The move would come amid pressure to clamp down on companies that offer to obtain and sell telephone subscriber information. State attorneys general, lawmakers, the FCC and Federal Trade Commission are all investigating the practice.

Program Note

I've been really sick the past couple of days, so apologies for the absence. I feel a bit better this evening and may blog a bit -- will definately be back in the mornning.


Monday, January 30, 2006

Mazda Pulls Web-Search 'Switcheroo' With Pontiac

Sharon Silke Carty writes in USA Today:

General Motors' marketing idea looks so hip and so cool: Instead of directing people to their local dealerships for more information at the end of TV commercials, they tell consumers to "Google Pontiac."
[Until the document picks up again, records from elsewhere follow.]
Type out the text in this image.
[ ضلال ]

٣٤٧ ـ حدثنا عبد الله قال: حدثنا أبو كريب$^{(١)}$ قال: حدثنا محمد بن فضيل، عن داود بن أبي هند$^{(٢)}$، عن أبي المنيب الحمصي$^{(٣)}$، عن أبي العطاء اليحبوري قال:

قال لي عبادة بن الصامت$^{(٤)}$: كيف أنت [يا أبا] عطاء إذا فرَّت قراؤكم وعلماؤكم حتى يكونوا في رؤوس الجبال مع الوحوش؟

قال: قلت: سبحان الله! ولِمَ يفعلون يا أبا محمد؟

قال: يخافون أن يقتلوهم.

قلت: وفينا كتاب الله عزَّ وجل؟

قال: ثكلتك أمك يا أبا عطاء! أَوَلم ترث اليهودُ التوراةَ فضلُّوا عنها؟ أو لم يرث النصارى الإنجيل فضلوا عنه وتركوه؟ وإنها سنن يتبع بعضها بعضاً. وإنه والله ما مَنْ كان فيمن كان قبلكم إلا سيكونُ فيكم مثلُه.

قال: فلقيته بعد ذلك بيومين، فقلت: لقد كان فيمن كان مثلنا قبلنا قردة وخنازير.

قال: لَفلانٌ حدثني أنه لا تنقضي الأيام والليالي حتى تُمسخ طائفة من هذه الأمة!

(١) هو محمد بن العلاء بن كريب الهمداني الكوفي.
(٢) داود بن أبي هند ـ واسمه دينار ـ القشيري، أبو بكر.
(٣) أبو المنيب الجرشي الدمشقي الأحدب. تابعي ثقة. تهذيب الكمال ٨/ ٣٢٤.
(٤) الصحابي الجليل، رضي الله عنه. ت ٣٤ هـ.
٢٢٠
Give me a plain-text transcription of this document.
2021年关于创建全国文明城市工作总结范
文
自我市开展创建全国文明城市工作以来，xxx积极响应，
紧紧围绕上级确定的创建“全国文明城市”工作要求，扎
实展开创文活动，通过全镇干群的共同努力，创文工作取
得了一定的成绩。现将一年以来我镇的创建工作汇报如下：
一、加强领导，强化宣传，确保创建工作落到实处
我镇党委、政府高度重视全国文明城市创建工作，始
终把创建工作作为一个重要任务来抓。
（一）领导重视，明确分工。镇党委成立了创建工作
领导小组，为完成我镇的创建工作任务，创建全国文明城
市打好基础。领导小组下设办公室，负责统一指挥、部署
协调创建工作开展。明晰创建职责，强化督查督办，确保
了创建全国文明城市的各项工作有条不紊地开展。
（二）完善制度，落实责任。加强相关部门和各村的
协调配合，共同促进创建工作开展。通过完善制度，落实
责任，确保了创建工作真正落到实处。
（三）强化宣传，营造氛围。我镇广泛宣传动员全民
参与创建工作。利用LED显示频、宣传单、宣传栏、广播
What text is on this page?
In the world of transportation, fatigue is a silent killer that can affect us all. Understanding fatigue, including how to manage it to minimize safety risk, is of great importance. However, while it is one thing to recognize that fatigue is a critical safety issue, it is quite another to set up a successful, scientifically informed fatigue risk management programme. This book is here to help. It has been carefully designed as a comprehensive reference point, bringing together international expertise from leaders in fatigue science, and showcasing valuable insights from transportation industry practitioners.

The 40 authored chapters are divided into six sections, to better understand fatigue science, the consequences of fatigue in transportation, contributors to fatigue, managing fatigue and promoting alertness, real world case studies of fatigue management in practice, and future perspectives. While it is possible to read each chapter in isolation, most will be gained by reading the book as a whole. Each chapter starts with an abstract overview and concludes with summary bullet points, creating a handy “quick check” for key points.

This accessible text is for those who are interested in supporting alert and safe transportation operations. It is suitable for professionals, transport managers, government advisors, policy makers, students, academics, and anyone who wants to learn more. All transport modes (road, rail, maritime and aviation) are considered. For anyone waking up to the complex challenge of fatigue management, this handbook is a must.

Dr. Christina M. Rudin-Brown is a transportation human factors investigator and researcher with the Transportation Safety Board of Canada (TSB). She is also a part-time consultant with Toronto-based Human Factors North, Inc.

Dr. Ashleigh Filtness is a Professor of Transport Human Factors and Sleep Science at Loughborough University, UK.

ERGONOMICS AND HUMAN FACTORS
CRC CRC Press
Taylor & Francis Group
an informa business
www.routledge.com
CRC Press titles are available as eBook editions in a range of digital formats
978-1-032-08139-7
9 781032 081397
Which is great, except Mazda bought the words "Pontiac" and "Pontiac Solstice" as search-engine terms in its advertising efforts around the launch of the redesigned Mazda MX-5 two-seater sports car. So in addition to providing Pontiac ads, a Google search for Pontiac also provides ads that compare MX-5, also known as Miata, with the all-new Solstice.

Mazda says it was hoping to attract the attention of younger buyers who may have been considering Pontiac's brand-new two-seater, a direct rival to MX-5. Both Solstice and the redesigned MX-5 went on sale in August.

Combine 3 Free Tools for a Complete Windows Registry Fix

Via eMail Battles.

Think the Windows operating system is expensive? Wait till you heap on the additional costs for the third party software required to secure it, including virus scanners, spyware checkers and firewall managers.

If you still have something left in your budget, you may want to shell out for registry cleaners... or not, if you can get them for free.

More here.

Deal Places Limits on '.com' Price Hikes

An AP newswire article by Anick Jesdanun, via Yahoo! News, reports that:

VeriSign Inc. must meet certain conditions in order to fully raise fees for ".com" domain names under a new tentative settlement reached with the Internet's main oversight agency.

The new deal also would prevent VeriSign from ultimately passing on to domain name holders separate surcharges that help fund the agency, the Internet Corporation for Assigned Names and Numbers, or ICANN.

The new deal follows months of public input and, ICANN general counsel John Jeffrey said Monday, requires final approval by the boards of both ICANN and VeriSign after another public-comment period.

Dude, You're Getting a Google.

Ben Charny writes on eWeek:

Computer maker Dell said Jan. 30 it has quietly begun testing a new partnership with Internet search provider Google.

For now, some Dell laptops and desktop computers are sold with two Google Inc. search features pre-installed, a Dell spokesman said.

Dell is also putting the paces to a Google-powered Web site that appears to be a hybrid of Dell's online store and Google's personalized Web site.